Oburzenie muzułmanów wywołał incydent sprzed kilku dni. Podczas kontroli w sklepie należącym do Syryjczyka, grecki policjant chwycił Koran należący do jednego z klientów (imigranta z Iraku), po czym – według opisów – podarł go, rzucił na podłogę i podeptał.
Na reakcję nie trzeba było długo czekać. W czwartek około tysiąca imigrantów z Syrii, Pakistanu i Afganistanu przemaszerowało ulicami Aten rozbijając samochody i wybijając szyby w sklepach. Ale już wtedy policja musiała użyć gazu łzawiącego. W piątek było jeszcze gorzej. – Allah jest wielki! – skandowały tłumy wymachując transparentami z napisem: „Ręce precz od imigrantów”. Niektórzy nieśli w rękach egzemplarze Koranu.

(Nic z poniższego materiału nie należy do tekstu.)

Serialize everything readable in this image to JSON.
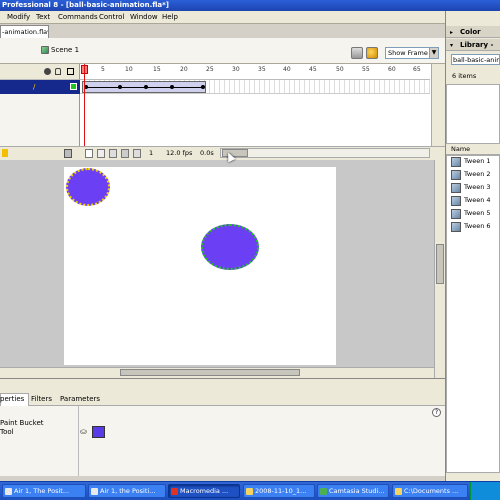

Przed parlamentem muzułmanie ruszyli do ataku. W kierunku policjantów poleciały kamienie i kije. Imigranci wyrywali płyty chodnikowe, tłukli szyby, rozbijali i wywracali do góry kołami samochody. Podpalali kosze na śmieci, niszczyli przystanki autobusowe i sygnalizacje świetlne. Niedaleko placu Syndagma zszokowali turyści uciekali do pobliskich hoteli.
Policja aresztowała około 30 osób. – Chcemy mieszkać w pokoju, nie chcemy kłopotów. Ale chcemy, by policjant został ukarany – mówił egipski imigrant. Syryjczyk Manala Mohammed twierdził, że chce, by grecki rząd przeprosił. – Chcemy, by ludzie okazywali nam szacunek .
Związek Muzułmanów już złożył pozew w sądzie przeciwko policjantowi, choć jego nazwisko nie zostało ujawnione.